TEMPO.CO, Jakarta - Direktur Eksekutif Pusat Kajian Maritim untuk Kemanusiaan Abdul Halim menanggapi langkah Presiden Joko Widodo atau Jokowi membuka kembali ekspor pasir laut setelah 20 tahun dilarang. Izin itu dibuka melalui penerbitan Peraturan Pemerintah (PP) Nomor 26 Tahun 2023 tentang Pengelolaan Hasil Sedimentasi di Laut.
Abdul mengatakan, pertimbangan dilarangnya ekspor pasir laut sudah jelas dalam undang-undang nomor 27 tahun 2007 tentang pengelolaan wilayah pesisir dan pulau-pulau kecil. "Kalau kita pahami, bahwa penambang pasir memang merusak lingkungan dan masyarakat sekitar, terutama berdampak kepada profesi masyarakat kecil seperti nelayan," katanya.
Hasil analisa Pusat Kajian Maritim, kata Abdul, ada dugaan terbitnya peraturan pemerintah nomor 26 tahun 2023 ini dengan penghalusan bahasa sedimentasi laut, merupakan upaya pemerintah untuk mengenjot pendapatan PNBP.
"Sikap ini diambil di tengah besarnya utang pemerintah dan tidak kunjung jelasnya investor proyek ibu kota negara (IKN)," kata Abdul
Di Luar itu, pemerintah memang sengaja membuka keran investasi termasuk di sektor tambang pasir laut karena momentum pemilihan umum atau Pemilu 2024 sudah semakin dekat. Hal itu untuk memudahkan para politisi mendapatkan dana politik.
"Pemilu biasanya para politisi baik legislatif dan eksekutif meloloskan sejumlah kebijakan yang memudahkan mereka untuk mendapatkan rente, yang nantinya bisa digunakan (sebagai) biaya politik di tahun politik yang tengah terjadi saat ini," kata Abdul.
Setelah dilihat padahal PNBP tambang pasir laut tidak terlalu besar. "Saya sudah cek (PNBP) pasir laut, tidak seberapa, tetapi kemudian mereka (pengusaha) mendapatkan konsesi yang diberikan, pada akhirnya ikut membiayai politik, apakah partai menteri, menteri sendiri, atau pihak lainnya," kata Abdul.
Kedua pihak kemudian diuntungkan dengan hadirnya peraturan pemerintah tersebut.
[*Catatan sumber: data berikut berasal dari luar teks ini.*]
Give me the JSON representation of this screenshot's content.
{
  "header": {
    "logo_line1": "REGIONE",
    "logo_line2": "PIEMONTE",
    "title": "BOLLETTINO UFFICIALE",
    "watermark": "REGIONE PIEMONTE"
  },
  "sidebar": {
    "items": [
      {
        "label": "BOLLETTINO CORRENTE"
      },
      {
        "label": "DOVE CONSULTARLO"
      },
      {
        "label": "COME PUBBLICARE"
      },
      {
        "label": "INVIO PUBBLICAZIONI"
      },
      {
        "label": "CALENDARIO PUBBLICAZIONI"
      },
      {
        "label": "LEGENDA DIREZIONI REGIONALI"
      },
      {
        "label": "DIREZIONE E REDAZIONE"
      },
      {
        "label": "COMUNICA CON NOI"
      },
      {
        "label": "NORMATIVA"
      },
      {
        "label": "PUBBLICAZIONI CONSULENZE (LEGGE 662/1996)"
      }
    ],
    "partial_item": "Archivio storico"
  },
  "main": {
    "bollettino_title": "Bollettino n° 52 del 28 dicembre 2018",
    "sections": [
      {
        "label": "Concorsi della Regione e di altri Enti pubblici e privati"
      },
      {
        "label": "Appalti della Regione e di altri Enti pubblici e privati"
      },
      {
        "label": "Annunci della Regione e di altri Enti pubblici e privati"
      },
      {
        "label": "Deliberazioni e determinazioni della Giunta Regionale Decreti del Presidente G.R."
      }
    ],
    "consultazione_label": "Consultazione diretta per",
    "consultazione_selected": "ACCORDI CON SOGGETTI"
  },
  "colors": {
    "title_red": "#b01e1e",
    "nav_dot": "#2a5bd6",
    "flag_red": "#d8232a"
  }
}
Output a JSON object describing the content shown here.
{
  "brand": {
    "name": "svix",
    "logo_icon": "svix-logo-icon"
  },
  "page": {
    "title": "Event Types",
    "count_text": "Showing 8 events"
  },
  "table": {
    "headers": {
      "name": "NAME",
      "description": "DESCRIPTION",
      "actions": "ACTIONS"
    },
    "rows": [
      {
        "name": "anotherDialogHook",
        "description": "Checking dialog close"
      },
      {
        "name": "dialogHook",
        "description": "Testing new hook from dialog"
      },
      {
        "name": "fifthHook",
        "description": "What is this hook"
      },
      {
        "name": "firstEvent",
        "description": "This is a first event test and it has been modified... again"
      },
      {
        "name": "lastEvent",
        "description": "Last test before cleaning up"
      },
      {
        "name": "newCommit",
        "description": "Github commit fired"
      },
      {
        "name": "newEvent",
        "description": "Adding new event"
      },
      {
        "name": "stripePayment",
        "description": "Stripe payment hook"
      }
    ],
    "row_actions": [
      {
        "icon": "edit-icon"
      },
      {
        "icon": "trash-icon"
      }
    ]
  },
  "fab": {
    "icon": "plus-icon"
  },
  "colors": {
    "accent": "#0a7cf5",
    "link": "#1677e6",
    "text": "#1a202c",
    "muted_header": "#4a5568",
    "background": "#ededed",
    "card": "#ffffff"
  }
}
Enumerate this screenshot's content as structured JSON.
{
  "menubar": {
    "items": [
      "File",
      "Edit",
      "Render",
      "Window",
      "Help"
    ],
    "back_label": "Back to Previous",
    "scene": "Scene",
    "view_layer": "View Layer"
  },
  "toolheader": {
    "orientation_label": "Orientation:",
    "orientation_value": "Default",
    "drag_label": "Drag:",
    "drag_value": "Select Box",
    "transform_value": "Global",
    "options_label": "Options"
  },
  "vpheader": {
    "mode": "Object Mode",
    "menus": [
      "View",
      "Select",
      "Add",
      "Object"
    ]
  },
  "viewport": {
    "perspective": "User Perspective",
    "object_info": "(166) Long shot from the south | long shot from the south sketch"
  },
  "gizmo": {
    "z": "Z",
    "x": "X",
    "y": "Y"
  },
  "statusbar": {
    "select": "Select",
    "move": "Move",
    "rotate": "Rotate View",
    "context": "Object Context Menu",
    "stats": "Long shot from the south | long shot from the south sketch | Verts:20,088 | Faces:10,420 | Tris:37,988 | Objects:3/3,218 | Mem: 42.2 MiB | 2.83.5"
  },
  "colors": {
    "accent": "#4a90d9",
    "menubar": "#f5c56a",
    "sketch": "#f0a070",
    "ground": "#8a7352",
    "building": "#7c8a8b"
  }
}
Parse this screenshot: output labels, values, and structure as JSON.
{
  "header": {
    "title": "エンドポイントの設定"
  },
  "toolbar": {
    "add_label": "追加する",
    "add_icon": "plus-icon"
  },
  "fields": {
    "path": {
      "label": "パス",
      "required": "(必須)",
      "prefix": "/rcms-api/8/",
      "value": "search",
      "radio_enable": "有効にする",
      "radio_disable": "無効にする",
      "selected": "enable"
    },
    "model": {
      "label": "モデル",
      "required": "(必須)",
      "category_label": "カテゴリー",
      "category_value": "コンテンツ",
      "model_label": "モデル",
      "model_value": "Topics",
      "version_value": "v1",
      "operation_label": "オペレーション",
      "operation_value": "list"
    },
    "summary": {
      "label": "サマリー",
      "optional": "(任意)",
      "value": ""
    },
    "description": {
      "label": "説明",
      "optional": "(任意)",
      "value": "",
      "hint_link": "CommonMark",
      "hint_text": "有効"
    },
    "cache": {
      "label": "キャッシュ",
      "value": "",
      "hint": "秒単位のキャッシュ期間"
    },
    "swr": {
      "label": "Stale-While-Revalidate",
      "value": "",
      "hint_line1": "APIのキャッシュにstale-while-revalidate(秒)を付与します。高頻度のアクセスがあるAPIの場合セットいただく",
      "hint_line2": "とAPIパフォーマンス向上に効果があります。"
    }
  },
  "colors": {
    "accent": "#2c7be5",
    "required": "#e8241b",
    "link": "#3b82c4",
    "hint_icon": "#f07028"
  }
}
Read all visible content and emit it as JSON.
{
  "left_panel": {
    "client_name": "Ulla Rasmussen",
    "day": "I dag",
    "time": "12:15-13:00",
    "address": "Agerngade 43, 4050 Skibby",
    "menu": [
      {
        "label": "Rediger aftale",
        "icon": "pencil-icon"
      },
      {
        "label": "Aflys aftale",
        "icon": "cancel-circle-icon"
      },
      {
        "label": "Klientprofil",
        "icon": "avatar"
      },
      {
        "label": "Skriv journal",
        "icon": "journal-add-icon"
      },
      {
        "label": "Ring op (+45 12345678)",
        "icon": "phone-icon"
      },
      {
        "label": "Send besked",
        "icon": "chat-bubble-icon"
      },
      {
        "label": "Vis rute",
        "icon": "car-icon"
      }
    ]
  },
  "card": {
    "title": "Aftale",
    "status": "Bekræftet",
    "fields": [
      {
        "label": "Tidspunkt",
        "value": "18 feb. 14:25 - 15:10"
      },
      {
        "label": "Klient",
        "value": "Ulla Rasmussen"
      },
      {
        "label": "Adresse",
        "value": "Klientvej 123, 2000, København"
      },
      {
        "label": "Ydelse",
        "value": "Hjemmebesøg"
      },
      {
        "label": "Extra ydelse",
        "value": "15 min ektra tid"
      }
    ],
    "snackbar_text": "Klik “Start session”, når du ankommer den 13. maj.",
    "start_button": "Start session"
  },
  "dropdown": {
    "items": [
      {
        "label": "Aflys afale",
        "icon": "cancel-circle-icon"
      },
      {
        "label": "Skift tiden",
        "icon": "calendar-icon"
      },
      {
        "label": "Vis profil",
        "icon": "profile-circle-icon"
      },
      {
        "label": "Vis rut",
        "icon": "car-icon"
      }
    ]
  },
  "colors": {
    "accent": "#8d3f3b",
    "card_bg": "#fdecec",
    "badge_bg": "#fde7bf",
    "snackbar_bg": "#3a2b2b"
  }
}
Pengusaha diuntungkan karena dapat izin ekspor pasir laut, politikus diuntungkan karena mendapat setoran untuk biaya politik. "Dugaan saya seperti itu," katanya.
Bahkan kebijakan yang sama juga terjadi di beberapa sektor lainnya, seperti halnya pembukaan izin kapal asing boleh melaut di perairan Indonesia, di tengah tata kelola perikanan di dalam negeri belum selesai.
"Ini biasa terjadi di masa tahun politik,” katanya.
Seperti halnya yang terjadi tahun lalu, Indonesia ramai soal benih lobster. Padahal ekspor benih lobster keluar negeri itu sudah bergerak sejak awal politik 2019. Sampai kemudian setelah Jokowi terpilih, kebijakan itu gencar dilakukan, tetapi diskusi jauh berlangsung sejak sebelum Pemilu.
"Artinya pembagian konsesi jelas, siapa jadi menteri, bagaimana laporan keuangannya, itu sudah diatur sejak awal," kata Abdul.
Hal yang sama juga diungkapkan Begitu juga yang disampaikan Manajer Kampanye Pesisir dan Laut Eksekutif Nasional Walhi Parid Ridwanuddin. Menurut Parid, ekspor pasir laut bukan solusi di tengah gempuran krisis iklim. “Kami khawatir menjelang Pemilu 2024 ini pemerintah memberikan karpet merah kepada pengusaha yang punya kepentingan,” katanya.
Aturan ini menjadi ancaman masa depan kelestarian laut. Misalnya di Kepri sudah nampak, banyak pulau kecil terancam tenggelam karena tambang pasir laut untuk Singapura yang terjadi puluhan tahun lalu. “Aturan ini tidak sejalan dengan pidato Jokowi di mimbar-mimbar internasional, ‘kami ingin laut biru, memulihkan mangrove’, itu semua jauh panggang daripada api,” kata Parid.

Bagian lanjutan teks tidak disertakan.